Le soleil ne brille jamais dans ce coin perdu de l’Oise. A croire que la part d’ombre de ce gendarme a fini par entraver la lumière. En deux scènes d’anthologie, Cédric Anger fait montre de son talent de cinéaste. Il y a d’abord ce moment où, traqué, Franck ira se réfugier sous l’eau plusieurs heures durant, ne respirant qu’au moyen d’un roseau. Une autre nuit, s’improvisant poète, il emmènera ses collègues dans cette forêt où il aime trouver refuge, juste le temps d’entrapercevoir une harde de cerfs et de biches.

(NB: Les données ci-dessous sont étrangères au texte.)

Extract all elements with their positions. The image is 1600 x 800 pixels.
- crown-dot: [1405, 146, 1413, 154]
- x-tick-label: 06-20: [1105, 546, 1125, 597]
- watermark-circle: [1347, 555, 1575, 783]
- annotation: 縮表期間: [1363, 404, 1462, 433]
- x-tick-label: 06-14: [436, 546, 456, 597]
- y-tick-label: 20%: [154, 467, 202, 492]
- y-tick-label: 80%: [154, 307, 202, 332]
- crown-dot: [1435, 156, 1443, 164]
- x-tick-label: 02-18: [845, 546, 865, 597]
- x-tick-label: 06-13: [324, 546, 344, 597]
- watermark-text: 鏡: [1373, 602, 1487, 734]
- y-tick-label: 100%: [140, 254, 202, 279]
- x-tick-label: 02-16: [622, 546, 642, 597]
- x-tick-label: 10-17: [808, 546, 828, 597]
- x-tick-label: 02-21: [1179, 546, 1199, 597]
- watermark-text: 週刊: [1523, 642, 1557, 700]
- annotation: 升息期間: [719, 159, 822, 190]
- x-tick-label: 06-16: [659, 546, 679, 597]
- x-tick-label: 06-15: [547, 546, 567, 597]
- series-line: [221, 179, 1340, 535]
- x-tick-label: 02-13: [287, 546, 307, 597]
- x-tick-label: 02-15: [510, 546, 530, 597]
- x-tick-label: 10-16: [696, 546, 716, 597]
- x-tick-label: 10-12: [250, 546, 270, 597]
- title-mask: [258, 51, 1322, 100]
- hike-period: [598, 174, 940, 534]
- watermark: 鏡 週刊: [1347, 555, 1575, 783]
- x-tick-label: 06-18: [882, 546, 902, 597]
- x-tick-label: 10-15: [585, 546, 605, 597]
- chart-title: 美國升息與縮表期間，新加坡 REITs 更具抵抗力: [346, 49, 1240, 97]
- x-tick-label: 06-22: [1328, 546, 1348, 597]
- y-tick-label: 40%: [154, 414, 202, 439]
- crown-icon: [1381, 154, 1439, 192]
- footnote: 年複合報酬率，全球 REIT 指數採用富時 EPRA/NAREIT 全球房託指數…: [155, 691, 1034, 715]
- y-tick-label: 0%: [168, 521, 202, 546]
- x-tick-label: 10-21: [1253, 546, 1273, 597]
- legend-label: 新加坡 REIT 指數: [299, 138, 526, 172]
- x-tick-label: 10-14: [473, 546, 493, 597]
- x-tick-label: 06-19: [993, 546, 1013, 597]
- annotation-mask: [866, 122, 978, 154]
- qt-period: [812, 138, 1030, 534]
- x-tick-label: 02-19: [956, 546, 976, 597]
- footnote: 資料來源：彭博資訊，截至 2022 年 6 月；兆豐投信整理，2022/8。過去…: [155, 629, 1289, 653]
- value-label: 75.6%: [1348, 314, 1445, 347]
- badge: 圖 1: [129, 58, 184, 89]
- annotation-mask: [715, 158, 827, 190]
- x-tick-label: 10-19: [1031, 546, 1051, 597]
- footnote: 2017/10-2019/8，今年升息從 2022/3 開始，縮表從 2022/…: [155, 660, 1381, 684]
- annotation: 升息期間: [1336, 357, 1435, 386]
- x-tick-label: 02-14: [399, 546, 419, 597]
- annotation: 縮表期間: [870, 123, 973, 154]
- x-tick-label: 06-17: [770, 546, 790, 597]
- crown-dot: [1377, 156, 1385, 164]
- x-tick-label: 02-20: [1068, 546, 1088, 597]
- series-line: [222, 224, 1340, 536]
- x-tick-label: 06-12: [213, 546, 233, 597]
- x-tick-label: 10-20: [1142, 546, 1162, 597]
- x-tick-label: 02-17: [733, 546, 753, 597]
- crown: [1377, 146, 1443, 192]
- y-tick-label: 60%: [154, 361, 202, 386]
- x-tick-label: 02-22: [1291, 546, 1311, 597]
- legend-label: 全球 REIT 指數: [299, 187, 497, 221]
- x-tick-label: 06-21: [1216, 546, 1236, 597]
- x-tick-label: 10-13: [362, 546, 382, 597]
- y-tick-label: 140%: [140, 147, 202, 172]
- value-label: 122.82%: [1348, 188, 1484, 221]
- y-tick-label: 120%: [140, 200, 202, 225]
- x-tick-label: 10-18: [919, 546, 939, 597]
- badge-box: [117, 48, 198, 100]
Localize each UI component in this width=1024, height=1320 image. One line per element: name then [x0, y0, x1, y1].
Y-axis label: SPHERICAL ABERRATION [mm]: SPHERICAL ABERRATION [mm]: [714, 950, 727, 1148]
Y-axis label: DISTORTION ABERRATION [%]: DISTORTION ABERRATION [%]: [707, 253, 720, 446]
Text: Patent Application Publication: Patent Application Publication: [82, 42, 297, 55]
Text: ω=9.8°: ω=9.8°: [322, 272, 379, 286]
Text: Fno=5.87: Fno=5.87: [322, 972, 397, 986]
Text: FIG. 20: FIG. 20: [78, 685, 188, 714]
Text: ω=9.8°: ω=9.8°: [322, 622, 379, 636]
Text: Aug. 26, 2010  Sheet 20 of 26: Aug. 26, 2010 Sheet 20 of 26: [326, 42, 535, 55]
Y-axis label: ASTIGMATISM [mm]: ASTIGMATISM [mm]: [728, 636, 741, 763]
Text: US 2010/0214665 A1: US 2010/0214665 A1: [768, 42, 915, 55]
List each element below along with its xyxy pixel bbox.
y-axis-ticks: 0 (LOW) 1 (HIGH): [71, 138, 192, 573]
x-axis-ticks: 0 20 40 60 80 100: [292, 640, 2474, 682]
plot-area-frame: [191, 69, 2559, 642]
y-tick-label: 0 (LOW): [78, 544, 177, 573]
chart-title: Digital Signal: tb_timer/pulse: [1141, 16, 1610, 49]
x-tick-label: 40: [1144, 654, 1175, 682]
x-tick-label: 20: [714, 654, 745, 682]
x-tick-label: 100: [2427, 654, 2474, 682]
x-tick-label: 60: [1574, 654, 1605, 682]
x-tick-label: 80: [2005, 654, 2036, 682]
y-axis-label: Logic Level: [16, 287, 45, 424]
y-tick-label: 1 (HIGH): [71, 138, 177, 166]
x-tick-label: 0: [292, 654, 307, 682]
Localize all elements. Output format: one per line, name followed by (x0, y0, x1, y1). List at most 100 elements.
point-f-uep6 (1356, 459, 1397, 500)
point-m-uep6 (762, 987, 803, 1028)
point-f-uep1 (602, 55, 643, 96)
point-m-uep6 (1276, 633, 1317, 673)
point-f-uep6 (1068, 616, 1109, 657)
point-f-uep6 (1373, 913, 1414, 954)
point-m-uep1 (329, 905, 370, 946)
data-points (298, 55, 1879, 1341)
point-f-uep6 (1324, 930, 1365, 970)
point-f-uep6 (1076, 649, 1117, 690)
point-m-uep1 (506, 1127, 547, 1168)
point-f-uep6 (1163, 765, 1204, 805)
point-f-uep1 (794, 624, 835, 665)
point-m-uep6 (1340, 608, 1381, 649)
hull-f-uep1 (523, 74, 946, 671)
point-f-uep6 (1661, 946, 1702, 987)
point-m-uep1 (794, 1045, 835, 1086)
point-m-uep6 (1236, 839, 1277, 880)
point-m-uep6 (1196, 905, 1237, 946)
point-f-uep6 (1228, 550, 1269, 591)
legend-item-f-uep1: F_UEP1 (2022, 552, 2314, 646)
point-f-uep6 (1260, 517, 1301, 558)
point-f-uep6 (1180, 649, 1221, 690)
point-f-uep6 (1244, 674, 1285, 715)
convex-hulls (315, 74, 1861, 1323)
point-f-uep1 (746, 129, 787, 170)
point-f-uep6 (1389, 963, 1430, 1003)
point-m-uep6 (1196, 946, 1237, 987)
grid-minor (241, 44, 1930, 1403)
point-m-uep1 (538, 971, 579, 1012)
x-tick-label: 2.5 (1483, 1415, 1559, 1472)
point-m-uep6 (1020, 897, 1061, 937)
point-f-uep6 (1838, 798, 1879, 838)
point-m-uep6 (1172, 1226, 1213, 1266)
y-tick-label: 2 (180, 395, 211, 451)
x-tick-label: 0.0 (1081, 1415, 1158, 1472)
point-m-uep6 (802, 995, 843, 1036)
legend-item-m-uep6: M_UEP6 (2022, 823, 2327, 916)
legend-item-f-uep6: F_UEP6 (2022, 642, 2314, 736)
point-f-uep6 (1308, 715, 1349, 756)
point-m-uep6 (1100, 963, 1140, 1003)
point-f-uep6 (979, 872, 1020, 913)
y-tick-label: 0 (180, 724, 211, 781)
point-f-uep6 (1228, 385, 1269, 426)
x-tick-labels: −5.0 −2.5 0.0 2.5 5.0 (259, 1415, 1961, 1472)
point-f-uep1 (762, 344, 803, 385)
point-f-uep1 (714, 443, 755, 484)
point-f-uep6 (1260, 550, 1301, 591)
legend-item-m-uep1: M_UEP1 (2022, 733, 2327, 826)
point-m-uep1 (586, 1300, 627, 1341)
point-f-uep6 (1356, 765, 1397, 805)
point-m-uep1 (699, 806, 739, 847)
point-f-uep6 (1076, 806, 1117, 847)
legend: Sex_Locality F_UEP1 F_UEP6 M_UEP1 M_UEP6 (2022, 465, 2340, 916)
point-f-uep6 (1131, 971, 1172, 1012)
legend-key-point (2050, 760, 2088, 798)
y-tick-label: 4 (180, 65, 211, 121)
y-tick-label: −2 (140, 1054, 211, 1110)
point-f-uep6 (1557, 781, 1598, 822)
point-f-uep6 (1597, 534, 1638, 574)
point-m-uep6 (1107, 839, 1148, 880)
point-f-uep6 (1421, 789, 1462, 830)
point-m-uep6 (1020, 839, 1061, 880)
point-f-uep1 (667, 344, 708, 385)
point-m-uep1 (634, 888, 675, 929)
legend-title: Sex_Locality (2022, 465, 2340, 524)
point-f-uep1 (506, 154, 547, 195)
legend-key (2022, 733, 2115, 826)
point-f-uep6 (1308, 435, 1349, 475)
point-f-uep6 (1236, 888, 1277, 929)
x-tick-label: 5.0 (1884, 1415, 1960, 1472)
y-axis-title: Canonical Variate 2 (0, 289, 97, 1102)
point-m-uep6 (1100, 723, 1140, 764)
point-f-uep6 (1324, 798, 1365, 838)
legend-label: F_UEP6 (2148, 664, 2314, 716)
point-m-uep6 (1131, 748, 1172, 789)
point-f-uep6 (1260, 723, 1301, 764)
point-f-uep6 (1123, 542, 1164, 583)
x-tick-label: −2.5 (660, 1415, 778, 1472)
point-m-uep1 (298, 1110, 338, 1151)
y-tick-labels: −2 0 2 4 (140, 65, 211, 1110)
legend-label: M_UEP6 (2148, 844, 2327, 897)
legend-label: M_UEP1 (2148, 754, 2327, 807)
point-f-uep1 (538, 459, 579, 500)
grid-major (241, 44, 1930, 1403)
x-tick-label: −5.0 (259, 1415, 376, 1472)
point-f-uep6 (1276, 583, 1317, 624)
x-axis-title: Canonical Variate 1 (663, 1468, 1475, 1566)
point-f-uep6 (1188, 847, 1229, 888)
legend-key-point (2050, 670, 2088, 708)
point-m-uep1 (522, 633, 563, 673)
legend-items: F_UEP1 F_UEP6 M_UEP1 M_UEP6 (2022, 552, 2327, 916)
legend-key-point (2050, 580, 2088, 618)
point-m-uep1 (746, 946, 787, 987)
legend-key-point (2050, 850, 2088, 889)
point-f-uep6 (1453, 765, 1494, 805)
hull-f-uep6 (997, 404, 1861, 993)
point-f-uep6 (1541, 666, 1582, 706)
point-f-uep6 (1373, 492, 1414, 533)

Confondu par ses empreintes, Franck finira par être arrêté avant d’être déclaré non responsable de ses actes pour « état de démence » au moment des faits. « La tête dans les étoiles, les pieds dans la gadoue »– l’expression est de Cédric Anger –, le tueur de l’Oise restera une énigme. L’énigme du gendarme tueur qui aurait tant voulu s’arrêter lui-même.


Le Monde / Par Par Franck Nouchi

Adapté d'un fait divers

Années 70. Alors que l’Oise peine à se remettre des ravages de Marcel Barbeault, le tristement célèbre  « tueur de l’ombre », un nouveau tueur laisse de nombreuses victimes sur son passage. Quelques mois de traque plus tard, les soupçons s’éclaircissent et se dirigent vers… un gendarme, en la personne d’Alain Lamare. L’affaire défraye la chronique et le meurtrier en série est vite interpellé. Jugé inadapté, il ne sera jamais emprisonné. Le phénomène fait vite l’objet d’une pièce radiophonique de Jean Thibaudeau avec pour titre "Poker tournant", mais aussi d’une nouvelle du journaliste d’investigation Yvan Stefanovitch intitulée "Un assassin au-dessus de tout soupçon". Le sujet n'est pas non plus passé inaperçu de Cédric Anger, qui adapte ici l’histoire du tueur au double visage, avec Guillaume Canet dans le rôle principal.

Du point de vue du tueur

Afin de se démarquer des traditionnelles adaptations de faits divers, Cédric Anger a fait le choix de tourner La Prochaine fois je viserai le cœur, en faisant de l’antihéros (Franck, joué par Guillaume Canet), le héros et l’élément central du film : "Je ne voulais pas faire un film de traque, être avec les types qui cherchent le maniaque. Y en a déjà eu plein", explique-t- il, avant d’ajouter : "Dans cette histoire, c’est le personnage qui m’intéressait, son comportement, ses errances, ses déplacements… J’ai préféré être avec lui, essayer d’en faire un portrait. Mais pas psychologique. Juste “behavioriste”. De toute façon il n’y a pas d’explication à ses actes et la justice a été incapable d’en donner une, alors pourquoi moi j’expliquerais quoi que ce soit ? Je suis parti de là. Faire le portrait d’un type qu’on ne peut pas comprendre, qu’il soit une énigme encore plus grande à la fin du film."